Best Buy Co. (BBY:US) posted fiscal fourth- quarter adjusted profit that topped analysts’ estimates (BBY:US) and said the retailer will focus on continuing its turnaround after failing to receive a takeover offer from its founder.
Excluding items such as restructuring costs and charges to write off goodwill for operations in Canada and China, profit in the quarter ended Feb. 2 was $1.64 a share, the Richfield, Minnesota-based company said today in a statement. The average of 18 analysts’ estimates compiled by Bloomberg was $1.55.
Chief Executive Officer Hubert Joly, who took over in September, has closed stores and matched rivals’ prices to reverse the retailer’s slide, all while founder Richard Schulze was analyzing the company’s financial data in preparation for a potential takeover offer. Best Buy said today that it didn’t receive an offer from Schulze by its deadline yesterday.
“It was only one quarter, but it is hard to find too much to be negative about after their initiatives started to work,” John Tomlinson, an analyst at ITG Investment Research in New York, said today by telephone. “I can imagine the behind-the- scene talks regarding Schulze were only a distraction. It allows them to concentrate on the business and move forward.”
Best Buy rose 4.6 percent to $17.16 at the close in New York. The shares (BBY:US) have gained about 45 percent this year, the second-best performance in the Standard & Poor’s 500 Index, trailing only Netflix Inc. (NFLX:US)
The fourth-quarter net loss (BBY:US) narrowed to $409 million, or $1.21 a share, from a loss of $1.82 billion, or $5.17, a year earlier, Best Buy said. Sales rose 0.2 percent to $16.7 billion, topping analysts’ average estimate of $16.3 billion and snapping a streak of two quarterly declines.
Sales by U.S. stores open at least 14 months rose 0.9 percent, after a 1.1 percent decline a year earlier. Comparable- store sales globally fell 0.8 percent, while online revenue climbed 11 percent.
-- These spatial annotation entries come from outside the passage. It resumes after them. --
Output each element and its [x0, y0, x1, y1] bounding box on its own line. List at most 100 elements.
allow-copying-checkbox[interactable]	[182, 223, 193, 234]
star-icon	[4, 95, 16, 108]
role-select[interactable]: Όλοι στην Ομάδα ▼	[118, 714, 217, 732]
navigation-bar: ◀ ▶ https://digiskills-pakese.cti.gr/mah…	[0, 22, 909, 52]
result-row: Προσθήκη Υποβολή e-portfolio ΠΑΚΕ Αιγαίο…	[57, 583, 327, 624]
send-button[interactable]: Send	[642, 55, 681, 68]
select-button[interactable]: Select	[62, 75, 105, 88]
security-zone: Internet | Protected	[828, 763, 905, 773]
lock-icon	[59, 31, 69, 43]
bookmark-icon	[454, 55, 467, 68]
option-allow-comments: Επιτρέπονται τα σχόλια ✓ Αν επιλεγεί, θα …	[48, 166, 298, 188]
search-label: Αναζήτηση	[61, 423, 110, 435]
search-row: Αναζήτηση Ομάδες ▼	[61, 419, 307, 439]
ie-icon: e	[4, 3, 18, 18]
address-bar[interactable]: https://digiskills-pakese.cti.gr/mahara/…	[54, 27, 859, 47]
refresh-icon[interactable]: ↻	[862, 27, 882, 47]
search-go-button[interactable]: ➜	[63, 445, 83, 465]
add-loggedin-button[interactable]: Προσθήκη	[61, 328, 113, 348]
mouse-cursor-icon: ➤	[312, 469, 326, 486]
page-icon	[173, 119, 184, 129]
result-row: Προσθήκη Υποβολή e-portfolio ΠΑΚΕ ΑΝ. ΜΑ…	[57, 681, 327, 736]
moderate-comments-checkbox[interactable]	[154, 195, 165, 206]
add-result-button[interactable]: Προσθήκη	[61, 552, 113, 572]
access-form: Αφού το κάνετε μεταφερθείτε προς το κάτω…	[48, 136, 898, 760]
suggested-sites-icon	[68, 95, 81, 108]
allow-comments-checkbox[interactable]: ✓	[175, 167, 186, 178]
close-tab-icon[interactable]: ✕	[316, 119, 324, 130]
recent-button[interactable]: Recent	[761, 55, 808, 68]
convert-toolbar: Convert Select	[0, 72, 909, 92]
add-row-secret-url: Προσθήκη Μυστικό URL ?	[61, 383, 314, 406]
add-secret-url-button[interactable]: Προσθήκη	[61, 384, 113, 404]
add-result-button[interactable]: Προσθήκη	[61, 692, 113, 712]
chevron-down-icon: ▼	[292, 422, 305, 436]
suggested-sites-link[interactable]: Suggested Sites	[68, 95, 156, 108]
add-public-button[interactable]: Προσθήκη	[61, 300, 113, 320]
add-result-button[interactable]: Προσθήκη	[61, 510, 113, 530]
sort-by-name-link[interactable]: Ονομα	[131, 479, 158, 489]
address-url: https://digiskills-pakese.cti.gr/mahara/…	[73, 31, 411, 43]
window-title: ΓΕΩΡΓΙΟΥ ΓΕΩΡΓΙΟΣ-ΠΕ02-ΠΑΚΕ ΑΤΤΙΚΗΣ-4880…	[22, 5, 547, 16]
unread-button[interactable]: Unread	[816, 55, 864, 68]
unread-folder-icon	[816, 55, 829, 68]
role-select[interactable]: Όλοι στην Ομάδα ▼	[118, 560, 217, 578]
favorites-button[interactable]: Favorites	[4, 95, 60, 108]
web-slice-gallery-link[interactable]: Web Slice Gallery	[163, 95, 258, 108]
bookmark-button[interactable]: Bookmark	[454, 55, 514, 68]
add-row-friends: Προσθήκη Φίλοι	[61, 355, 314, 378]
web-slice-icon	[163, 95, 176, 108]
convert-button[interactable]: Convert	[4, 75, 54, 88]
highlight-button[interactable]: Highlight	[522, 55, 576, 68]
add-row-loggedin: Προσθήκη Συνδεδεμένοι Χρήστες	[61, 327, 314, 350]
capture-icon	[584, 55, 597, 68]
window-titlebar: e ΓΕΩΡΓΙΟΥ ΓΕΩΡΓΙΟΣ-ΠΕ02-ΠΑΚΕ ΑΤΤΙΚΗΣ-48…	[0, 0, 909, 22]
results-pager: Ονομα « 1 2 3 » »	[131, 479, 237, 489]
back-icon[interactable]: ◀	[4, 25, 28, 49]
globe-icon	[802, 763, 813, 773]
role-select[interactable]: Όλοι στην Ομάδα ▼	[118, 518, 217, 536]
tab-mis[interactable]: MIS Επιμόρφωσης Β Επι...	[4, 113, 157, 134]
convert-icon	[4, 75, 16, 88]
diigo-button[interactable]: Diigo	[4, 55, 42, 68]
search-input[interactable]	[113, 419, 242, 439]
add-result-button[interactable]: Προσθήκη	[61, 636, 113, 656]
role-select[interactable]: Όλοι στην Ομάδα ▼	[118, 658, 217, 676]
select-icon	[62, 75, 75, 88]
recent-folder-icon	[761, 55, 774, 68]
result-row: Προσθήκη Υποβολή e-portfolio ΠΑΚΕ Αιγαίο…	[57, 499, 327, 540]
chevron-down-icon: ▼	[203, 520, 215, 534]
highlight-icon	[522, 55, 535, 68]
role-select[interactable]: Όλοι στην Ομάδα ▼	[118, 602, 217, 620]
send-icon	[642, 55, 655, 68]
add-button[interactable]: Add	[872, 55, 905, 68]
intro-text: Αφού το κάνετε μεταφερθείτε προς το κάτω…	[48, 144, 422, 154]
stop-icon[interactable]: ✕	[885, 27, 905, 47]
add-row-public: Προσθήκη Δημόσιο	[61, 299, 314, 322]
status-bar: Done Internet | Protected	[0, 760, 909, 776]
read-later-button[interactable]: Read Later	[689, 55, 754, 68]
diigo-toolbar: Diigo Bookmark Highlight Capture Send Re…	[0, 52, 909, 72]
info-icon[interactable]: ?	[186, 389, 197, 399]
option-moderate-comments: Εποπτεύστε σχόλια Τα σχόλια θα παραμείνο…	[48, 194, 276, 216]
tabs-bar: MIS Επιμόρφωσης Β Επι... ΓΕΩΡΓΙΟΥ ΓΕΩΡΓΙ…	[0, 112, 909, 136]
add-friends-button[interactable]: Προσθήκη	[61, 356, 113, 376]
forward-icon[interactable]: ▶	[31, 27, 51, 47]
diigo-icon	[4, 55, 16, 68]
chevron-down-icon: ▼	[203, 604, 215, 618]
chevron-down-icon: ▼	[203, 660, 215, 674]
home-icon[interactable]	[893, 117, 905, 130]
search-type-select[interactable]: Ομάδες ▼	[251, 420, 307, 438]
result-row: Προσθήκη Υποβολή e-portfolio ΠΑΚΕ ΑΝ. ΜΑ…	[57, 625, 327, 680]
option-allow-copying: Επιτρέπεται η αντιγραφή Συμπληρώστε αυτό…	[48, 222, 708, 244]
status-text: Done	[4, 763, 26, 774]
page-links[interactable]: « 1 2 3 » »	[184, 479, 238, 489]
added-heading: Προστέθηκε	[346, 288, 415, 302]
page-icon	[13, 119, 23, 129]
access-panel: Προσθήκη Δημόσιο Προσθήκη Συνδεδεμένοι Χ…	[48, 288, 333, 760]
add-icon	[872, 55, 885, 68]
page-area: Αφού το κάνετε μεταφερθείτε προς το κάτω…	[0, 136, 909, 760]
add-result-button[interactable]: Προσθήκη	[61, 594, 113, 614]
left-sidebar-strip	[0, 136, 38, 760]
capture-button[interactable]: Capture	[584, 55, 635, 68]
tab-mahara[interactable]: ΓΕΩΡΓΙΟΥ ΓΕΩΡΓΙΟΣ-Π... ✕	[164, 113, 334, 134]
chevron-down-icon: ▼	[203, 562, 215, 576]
“The company’s price matching policy has had a positive impact on sales without being overly onerous to margin performance,” Scot Ciccarelli, an analyst at RBC Capital Markets in New York, wrote in a note yesterday. He rates Best Buy sector perform, the equivalent of a hold.
Best Buy has said it will extend that price-matching policy to get shoppers to stop using its stores for scouting products they later buy online elsewhere, a practice known as “showrooming. The retailer also will reduce its merchandise return policy to 15 days from 30 days.
Best Buy said earlier this week it eliminated 400 jobs at its headquarters as part of a reduction of about $150 million in selling, general and administrative expenses. The company said it plans additional cuts this year as Joly works toward a plan of trimming $725 million in costs.
Joly also has said he’s working to boost Best Buy’s share of U.S. online sales to 18 percent, the same as market share of its stores, from 7 percent.
Talks between Best Buy and Schulze, 72, ended after he and private-equity investors sought three board seats in exchange for acquiring a minority stake in the world’s largest consumer- electronics retailer, two people familiar with the matter said yesterday.
Schulze, who had proposed acquiring Best Buy for $24 to $26 a share in August, wasn’t able to line up debt and equity financing, said the people, who spoke on the condition of anonymity because the talks are private. Efforts by Schulze to negotiate a smaller deal with Cerberus Capital Management LP, TPG Capital and Leonard Green & Partners ended, the people said.
Schulze said today in a filing with the U.S. Securities and Exchange Commission that he approached the company with multiple offers that would have included as many as three private-equity firms investing in Best Buy and gaining board seats. The firms, which he didn’t name, would have added ‘‘significant expertise, talent and experience” to the board, he said.
Joly said today on a conference call that Best Buy decided not to accept the offers because they would have been dilutive to existing shareholders.
Joly said he communicated with Schulze multiple times in the past several months and plans to continue their discussions. He declined to say whether he’d welcome Schulze return to the board.
“He is our founder and largest shareholder,” Joly said today in a telephone interview. “Our mission is to transform the performance of the company for the benefit of all stakeholders. I look forward to working with him going forward.”
Schulze, who founded the retailer more than 40 years ago, is Best Buy’s largest shareholder with a stake of about 20 percent. He resigned as chairman in June after a probe found he failed to inform the board about allegations the CEO at the time was having an inappropriate relationship with an employee.
As part of their standstill agreement allowing Schulze to conduct due diligence, Best Buy committed to offer Schulze two board seats if he refrained from going directly to shareholders with a proposal or if he didn’t violate standstill provisions between the two parties. Schulze said today he hasn’t decided whether to exercise that option and that the company “deserves a chance to implement its own plan.”